Vinte novos juízes foram empossados recentemente pelo Tribunal de Justiça do Paraná (TJ-PR). Na foto da solenidade, sorrisos pelo objetivo alcançado. Mas para um deles, Luís Ricardo Fulgoni, a conquista tinha um sabor especial.
Ele será juiz substituto em Bela Vista do Paraíso, no norte do Paraná, e recebeu o diagnóstico de Transtorno do Espectro Autista (TEA) durante a pandemia. O TEA é caracterizado por uma alteração no desenvolvimento cerebral que causa mudanças na comunicação social e comportamentos repetitivos e estereotipados.
Para quem vive com o quadro, alterações sensoriais, como o incômodo extremo com certos barulhos ou texturas, e um repertório específico de interesses – chamado também de hiperfoco – costumam ser comuns. Não é possível afirmar o número de brasileiros considerados autistas. Pela primeira vez, o Censo deste ano terá uma questão sobre a condição no formulário.
A descoberta
Fulgoni era oficial de justiça concursado no Rio de Janeiro quando decidiu mergulhar nos estudos e realizar o sonho de virar magistrado. Porém, veio a pandemia de Covid-19 e as provas foram adiadas.
A mudança na rotina desencadeou fortes crises em Fulgoni, algo que ele nunca havia passado. Foi quando decidiu buscar ajuda médica. Após várias consultas, ele recebeu o diagnóstico.
“Eu não sabia que era autista. Sempre fui uma pessoa diferente, me considerava chato, com algumas manias. Não dava bom dia, achava aquilo normal. Toda aquela imprevisibilidade que a pandemia trouxe fez com que crises se manifestassem. Em uma delas, passei o dia inteiro na cama. No início, foi um verdadeiro choque”, explicou.
A descoberta da condição quase fez Fulgoni abandonar tudo. “Eu pensava: Um juiz pode ser autista? Pode, e como pode.
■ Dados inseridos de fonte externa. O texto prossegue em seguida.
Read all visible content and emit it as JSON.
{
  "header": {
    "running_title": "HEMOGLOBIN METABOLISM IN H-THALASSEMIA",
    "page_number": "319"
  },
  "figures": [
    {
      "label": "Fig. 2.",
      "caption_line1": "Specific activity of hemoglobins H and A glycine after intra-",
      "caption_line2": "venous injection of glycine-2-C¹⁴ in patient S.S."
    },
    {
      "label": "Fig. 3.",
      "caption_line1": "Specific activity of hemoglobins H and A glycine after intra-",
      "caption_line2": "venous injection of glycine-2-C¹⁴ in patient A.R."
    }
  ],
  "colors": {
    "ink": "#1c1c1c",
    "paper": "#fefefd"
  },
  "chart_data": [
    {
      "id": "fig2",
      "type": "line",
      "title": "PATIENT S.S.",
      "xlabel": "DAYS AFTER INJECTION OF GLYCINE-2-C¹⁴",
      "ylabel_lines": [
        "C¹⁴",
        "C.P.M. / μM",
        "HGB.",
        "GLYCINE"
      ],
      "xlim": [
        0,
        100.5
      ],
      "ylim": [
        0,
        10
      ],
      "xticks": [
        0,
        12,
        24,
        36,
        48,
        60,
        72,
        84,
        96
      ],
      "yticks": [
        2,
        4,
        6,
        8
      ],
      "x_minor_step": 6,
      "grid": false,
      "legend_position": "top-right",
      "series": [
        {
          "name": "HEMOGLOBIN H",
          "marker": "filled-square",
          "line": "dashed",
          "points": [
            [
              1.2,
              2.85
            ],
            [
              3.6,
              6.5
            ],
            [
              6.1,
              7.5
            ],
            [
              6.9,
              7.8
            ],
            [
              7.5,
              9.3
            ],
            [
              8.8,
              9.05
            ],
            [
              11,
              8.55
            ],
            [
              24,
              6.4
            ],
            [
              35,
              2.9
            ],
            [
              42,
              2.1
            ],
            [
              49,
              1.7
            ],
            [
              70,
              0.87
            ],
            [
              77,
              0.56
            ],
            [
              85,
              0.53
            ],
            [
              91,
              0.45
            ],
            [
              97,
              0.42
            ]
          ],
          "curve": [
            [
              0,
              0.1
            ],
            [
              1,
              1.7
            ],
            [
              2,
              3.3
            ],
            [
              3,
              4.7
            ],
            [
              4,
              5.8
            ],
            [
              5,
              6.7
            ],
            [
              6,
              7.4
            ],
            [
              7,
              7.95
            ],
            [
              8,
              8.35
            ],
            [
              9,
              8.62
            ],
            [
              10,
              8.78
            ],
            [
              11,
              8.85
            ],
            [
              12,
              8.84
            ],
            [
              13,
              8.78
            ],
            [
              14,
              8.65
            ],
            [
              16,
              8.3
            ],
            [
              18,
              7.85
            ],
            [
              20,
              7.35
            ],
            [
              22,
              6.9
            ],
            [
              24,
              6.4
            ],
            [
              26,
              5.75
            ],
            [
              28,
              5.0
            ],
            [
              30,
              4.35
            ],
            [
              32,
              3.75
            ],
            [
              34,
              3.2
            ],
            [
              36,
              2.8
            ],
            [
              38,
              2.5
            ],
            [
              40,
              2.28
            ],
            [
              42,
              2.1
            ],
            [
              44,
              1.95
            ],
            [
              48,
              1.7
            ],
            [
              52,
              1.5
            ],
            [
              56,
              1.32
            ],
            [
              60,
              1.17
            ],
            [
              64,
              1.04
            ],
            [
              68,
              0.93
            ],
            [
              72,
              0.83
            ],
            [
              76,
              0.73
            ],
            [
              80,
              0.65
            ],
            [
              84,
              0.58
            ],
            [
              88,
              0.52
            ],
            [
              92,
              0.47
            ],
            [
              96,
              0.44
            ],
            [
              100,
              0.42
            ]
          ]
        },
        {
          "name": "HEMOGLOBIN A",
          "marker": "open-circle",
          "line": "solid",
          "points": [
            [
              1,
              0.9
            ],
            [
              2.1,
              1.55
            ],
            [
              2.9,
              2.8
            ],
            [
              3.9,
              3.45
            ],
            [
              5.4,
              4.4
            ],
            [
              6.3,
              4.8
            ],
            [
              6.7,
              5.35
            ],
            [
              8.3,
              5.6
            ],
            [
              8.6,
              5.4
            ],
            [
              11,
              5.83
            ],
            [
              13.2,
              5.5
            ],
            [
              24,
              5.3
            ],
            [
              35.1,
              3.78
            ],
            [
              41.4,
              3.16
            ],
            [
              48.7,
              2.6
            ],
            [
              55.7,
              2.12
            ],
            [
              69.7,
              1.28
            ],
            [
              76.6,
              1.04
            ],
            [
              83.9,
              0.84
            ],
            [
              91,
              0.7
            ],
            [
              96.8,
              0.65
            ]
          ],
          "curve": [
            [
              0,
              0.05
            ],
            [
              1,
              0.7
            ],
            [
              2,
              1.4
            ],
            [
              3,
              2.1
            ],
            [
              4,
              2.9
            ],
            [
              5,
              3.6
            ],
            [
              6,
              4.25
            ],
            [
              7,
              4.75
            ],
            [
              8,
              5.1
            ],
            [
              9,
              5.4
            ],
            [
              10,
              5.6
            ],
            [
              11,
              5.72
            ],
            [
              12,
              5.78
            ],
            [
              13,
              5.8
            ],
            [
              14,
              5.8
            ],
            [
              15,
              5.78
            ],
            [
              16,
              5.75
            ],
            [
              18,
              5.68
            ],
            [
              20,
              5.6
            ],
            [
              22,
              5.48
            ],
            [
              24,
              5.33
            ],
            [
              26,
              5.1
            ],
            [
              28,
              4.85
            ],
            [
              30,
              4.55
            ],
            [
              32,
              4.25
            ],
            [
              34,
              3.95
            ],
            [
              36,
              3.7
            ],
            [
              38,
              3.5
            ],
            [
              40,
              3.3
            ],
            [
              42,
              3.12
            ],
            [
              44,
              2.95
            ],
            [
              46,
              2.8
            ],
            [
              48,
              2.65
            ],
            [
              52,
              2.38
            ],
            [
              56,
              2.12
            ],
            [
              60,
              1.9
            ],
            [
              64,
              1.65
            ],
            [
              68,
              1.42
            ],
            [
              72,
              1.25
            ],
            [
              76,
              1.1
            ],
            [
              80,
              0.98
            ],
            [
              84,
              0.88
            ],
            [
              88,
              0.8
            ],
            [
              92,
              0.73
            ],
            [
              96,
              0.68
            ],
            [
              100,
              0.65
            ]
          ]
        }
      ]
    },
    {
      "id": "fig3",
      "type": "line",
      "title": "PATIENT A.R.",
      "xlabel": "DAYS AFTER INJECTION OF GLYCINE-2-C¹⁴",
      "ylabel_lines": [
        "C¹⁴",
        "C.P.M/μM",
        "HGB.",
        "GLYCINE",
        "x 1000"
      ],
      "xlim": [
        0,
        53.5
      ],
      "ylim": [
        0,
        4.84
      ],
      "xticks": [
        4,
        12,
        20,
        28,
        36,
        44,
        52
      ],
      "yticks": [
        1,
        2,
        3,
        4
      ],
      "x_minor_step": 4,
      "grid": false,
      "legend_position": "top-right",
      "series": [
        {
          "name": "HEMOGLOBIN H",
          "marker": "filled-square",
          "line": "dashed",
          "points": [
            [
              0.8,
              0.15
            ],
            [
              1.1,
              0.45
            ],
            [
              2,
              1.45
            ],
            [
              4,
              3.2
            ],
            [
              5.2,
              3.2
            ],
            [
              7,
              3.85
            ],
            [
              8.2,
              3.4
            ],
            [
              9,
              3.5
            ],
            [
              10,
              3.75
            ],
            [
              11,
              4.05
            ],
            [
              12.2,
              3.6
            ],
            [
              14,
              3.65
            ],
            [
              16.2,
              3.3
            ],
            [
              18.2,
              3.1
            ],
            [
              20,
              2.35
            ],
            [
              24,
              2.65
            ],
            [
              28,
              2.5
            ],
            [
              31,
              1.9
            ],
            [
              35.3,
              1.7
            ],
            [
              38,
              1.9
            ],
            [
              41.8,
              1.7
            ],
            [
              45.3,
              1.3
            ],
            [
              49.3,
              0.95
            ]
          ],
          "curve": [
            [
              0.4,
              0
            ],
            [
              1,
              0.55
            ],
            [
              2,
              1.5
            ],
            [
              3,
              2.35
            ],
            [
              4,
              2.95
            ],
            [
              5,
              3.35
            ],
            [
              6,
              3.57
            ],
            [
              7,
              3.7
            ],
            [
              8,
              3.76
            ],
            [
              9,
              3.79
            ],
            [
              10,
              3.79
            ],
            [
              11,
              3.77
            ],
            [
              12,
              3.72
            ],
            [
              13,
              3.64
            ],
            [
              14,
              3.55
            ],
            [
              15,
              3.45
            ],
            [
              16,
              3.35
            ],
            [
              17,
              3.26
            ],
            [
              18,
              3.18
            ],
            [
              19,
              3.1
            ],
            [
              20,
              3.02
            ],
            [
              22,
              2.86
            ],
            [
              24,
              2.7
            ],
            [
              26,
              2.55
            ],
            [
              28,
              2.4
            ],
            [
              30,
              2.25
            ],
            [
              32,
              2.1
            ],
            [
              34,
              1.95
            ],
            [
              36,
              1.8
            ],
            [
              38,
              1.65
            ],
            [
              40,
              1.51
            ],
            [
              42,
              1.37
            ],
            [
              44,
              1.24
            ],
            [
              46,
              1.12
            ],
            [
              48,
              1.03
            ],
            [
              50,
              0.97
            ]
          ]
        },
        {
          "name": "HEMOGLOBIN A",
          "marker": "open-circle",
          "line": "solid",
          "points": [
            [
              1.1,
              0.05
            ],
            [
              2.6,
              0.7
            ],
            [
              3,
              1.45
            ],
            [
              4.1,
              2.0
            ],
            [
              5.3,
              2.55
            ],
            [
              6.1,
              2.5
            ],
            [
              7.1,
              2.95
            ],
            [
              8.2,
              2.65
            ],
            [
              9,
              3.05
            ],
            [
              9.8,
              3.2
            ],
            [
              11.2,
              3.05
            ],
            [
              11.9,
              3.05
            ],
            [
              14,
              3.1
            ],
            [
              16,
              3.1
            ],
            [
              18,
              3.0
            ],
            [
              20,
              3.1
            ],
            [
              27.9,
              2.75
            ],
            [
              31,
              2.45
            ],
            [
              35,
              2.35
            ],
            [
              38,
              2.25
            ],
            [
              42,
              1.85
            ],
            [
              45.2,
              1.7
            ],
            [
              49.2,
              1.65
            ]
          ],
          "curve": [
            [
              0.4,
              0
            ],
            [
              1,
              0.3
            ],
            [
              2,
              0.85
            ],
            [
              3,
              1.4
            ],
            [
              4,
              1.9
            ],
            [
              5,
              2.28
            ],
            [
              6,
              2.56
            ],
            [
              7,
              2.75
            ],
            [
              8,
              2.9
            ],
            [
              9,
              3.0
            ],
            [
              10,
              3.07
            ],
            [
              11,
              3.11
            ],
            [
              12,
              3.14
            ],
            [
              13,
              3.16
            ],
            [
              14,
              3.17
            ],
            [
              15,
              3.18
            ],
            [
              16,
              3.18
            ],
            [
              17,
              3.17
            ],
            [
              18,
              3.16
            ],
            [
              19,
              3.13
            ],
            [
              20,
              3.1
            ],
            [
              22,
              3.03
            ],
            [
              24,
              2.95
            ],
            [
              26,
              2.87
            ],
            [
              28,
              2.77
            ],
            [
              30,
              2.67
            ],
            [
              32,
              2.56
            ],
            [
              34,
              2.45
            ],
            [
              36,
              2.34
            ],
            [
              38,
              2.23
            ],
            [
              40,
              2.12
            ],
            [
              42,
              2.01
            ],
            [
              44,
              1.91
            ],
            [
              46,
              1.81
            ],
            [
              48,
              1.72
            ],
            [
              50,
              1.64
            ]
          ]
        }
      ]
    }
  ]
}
Eu mesmo me limitava”, conta.
Primeiro contato com o Judiciário foi após assassinato da irmã
Fulgoni foi criado na periferia de Volta Redonda, no interior do Rio de Janeiro. Os pais se separaram cedo, e ele recebeu ajuda dos avós na criação. Mas o pilar dele era a irmã mais nova Priscila, vítima de feminicídio em 2006.
Priscila tinha 16 anos quando foi assassinada pelo namorado. Na época ele tinha 19 anos, era servidor do INSS e estudava Direito. O crime levou Fulgoni a procurar o Judiciário pela primeira vez.
“Não fui acolhido pelo sistema de justiça. Precisava de um ofício para que a companhia telefônica instalasse o identificador de chamadas no meu telefone porque o assassino ligava em casa. Esse foi o tratamento que recebi naquela época”, comentou.
Em uma investigação própria, Fulgoni conseguiu localizar o suspeito em Minas Gerais e foi atrás dele.
“Ele foi preso no meu carro. Cheguei na cidadezinha, avisei os policiais e fomos lá. Apesar desse episódio, não desacreditei do Poder Judiciário e achei que poderia fazer diferente da forma como fui tratado”, lembra.
Superação
O então estudante teve que vencer muito mais do que os conflitos internos. Ele tinha uma série de etapas do concurso do TJ-PR a vencer.
Quando chegou a avaliação psicológica, tratou de ser sincero com a banca examinadora.
“Cheguei para os psicólogos do tribunal e disse: Eu sou autista. Mas a reação foi a melhor possível. Me senti acolhido. Até mesmo me emocionei, porque, de fato, eles reconheciam o meu transtorno”, relatou.
Hoje ele está em uma espécie de “estágio” no Judiciário paranaense. No final de julho os vinte juízes recém-empossados começaram a preparação da Escola Judicial do Paraná, obrigatória antes de assumirem os cargos.
Fulgoni diz já sabe como irá despachar as sentenças e decisões:
“Com muita humanidade. Eu tenho muito orgulho de ser quem sou, de onde vim e onde consegui chegar, mesmo tendo o espectro autista. Talvez eu possa ser exemplo para outras pessoas de que, é possível sim, vencer. A gente precisa vencer essa barreira de que o autismo é sinônimo de incapacidade. Não é”, completou.